What I am trying to say is that Telegraf is not related to this issue, what I would like to have is influxdb as backend in zipkin. Do you think we should re-start the integration with zipkinv2? People that are using zipkin now will be able to use the influxdb backend in a easy way (just updating zipkin and configuring it properly) ? Or the migration path from zipkin1 to zipkin2 is more complicated?
Thanks!
@adriancole https://github.com/adriancole Telegraf is modular, we can write a new plugin called zipkin2 at some point. This is not a problem at all. We wrote the plugin because we were looking to build a data flow to test InfluxDB with traces and for us was more comfortable to write a telegraf plugin because we know the code better.
Not sure how things work, but for example if the schema is the same between the both, sounds good. It would be a pain if you'd have to read two different formats from influx. Less a pain if the telegraf converted zipkin1 format to zipkin2 on the way in (so that the storage is coherent).
We spoke internally about this and I agree with you, we created a small chaos but only because we are really engaged with tracing. I am sorry about that.
appreciate you saying this.
What I am trying to say is that Telegraf is not related to this issue, what I would like to have is influxdb as backend in zipkin. Do you think we should re-start the integration with zipkinv2? People that are using zipkin now will be able to use the influxdb backend in a easy way (just updating zipkin and configuring it properly) ? Or the migration path from zipkin1 to zipkin2 is more complicated?
the main thing is that the schema used in telegraf is v2 (it is simpler to design it this way and simpler for long-term). For example, we convert v1 to v2 format so that queries on data are always in v2. User apps don't need to change. So basically, yeah I'd restart the effort in v2 format. Thanks for asking!
Ok, thank you for your clarification. At this point, we can speak internally about how to proceed in order to open a PR here with the new influxdb backend for zipkin2.
Ok, thank you for your clarification. At this point, we can speak internally about how to proceed in order to open a PR here with the new influxdb backend for zipkin2.
sounds good! ps https://github.com/openzipkin/zipkin-go will very soon have a zipkin2 model in go.
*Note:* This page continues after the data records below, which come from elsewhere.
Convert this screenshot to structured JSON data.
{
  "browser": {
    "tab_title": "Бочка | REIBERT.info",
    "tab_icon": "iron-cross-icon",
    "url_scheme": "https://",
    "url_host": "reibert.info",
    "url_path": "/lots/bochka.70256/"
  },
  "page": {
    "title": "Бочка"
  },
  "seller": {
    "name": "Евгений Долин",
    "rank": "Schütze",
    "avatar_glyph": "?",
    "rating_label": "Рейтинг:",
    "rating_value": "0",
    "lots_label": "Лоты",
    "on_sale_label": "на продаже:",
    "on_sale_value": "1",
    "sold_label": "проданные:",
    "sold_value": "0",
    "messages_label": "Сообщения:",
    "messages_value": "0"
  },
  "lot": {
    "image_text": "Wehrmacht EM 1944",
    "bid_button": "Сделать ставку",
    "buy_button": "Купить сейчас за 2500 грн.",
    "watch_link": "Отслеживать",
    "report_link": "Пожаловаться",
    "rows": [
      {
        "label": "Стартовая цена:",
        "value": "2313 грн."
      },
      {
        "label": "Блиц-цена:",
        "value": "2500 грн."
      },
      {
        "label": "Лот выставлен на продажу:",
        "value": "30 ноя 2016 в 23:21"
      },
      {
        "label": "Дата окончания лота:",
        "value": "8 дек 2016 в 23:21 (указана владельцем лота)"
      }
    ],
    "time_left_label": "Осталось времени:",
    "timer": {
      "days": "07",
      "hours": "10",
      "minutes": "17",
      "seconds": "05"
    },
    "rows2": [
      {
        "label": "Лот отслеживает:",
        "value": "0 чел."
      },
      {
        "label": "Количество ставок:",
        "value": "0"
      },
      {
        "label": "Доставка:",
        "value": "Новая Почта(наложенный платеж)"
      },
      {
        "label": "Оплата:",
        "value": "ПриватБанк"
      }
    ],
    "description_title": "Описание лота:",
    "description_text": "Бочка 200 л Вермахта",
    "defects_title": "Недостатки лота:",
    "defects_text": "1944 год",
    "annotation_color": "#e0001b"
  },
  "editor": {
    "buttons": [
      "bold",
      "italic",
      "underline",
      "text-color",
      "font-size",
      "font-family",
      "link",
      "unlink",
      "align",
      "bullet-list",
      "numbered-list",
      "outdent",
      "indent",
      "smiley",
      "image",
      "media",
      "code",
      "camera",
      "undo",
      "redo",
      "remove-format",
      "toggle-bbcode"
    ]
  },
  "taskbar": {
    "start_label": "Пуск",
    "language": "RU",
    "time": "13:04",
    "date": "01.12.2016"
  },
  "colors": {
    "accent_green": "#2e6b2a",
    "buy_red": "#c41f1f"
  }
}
You might want to watch the repo or #1778 (most likely a go host agent) in case any code there becomes helpful to telegraf in the future.
Great, thanks. At the moment my personal idea is to have a influxdb storage up and running in openzipkin. As I said previously the telegraf plugin was for us an easy way to validate our InfluxDB performs with traces and cardinality. We will keep it updated and as best as we can but it's not in the scope of this issue :+1:
What kind of issue is this?
I'm interesting in helping to write another storage backend for influxdb. Is this something that would be useful?
A lot of people are using influxdb to store event data and it is really easy to setup. With influx it is pretty straightforward to compare all sorts of metrics.